Ever more RDBMS vendors, for example Clustrix, allow schema changes without taking the database down. So does Vertica. Notes on that include:
- It relies on the fact that Vertica uses MVCC (Multi-Version Concurrency Control) rather than doing updates in place. MVCC is pretty much a best practice now, at least for disk storage.
- In particular, a Vertica query locates all the data it needs when it starts running. Database changes made while the query is running don’t affect it. That’s true of ordinary updates and of schema changes alike.
- Schema changes really boil down to dropping and adding columns. Or you can make very simple column changes, such as widening one.
- If you widen a column, that has no effect on the data already in place. (Columnar storage, variable length records — what would there be to change?)
As for Vertica 6 workload management, core concepts include:
- Queries are assigned to various pools based on configurable rules. So far as I can tell:
- The rules are set via an administrative GUI …
- … and are pretty flexible.
- There’s SQL under the covers.
- Pools can have low, medium, or high priority.
- There’s a short query bias for prioritizing queries within pools. (Actual query duration, not estimated.)
There also are further manual or automatic reprioritizations. And of course runaway queries eventually get shut down.
I’m finding it surprisingly hard to pin down what things Vertica’s workload management actually manages, because:
- Vertica seems to prefer soft resource management over hard; for example, if one query pool isn’t using all the CPU it’s entitled to, Vertica wants to give those cycles to other queries.*
- Vertica seems to prefer focusing on query priorities than on the specification of actual resource allocations.
*There is also a hard throttle, ala DB2 or Netezza, for cases when customers don’t want the best performance, so as to better manage user expectations.
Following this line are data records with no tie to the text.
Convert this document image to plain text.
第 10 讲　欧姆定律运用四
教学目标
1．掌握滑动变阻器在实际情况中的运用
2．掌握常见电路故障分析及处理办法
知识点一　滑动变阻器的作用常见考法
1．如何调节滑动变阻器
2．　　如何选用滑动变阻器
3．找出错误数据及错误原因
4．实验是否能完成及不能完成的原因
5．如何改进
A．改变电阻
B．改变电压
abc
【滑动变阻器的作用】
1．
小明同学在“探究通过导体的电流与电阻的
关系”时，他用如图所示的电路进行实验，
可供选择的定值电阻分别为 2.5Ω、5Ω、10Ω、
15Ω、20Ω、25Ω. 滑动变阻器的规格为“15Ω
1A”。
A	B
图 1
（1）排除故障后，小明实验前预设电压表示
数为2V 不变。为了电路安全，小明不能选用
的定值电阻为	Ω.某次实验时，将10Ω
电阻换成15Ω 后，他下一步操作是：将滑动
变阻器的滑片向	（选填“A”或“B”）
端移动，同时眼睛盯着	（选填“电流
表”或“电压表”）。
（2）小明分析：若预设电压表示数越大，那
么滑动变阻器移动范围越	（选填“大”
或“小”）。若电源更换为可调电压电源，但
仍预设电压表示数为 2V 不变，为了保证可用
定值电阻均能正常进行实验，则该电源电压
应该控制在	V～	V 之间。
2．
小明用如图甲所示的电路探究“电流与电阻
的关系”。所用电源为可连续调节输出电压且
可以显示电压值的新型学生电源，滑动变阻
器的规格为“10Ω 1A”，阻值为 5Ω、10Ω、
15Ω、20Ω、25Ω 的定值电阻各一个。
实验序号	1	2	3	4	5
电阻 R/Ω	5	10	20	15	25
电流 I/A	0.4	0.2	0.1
But I don’t think it’s been as important in Vertica’s customer base as it has been for the other products.
That said, the story is approximately that you can configure a query pool according to:
- How much RAM it gets.
- How many queries it’s expected to run at once.
- How many queries it’s limited to running at once.
- How much CPU, network bandwidth, and I/O bandwidth it’s expected to consume.
Unfortunately, I neglected to ask how fully user-defined analytic procedures were integrated under Vertica’s workload management umbrella.
And finally, I’ll close with notes on two more Vertica features.
- Vertica is proud that backups that can be scheduled separately on a table-by-table basis, seeing that ability as part of the “Make it easier to manage Vertica as an always-up system” theme.
- As opposed to Oracle’s annoying 1000 column limit, Vertica tables can have an effectively unlimited number of columns (whatever the machine’s RAM can support).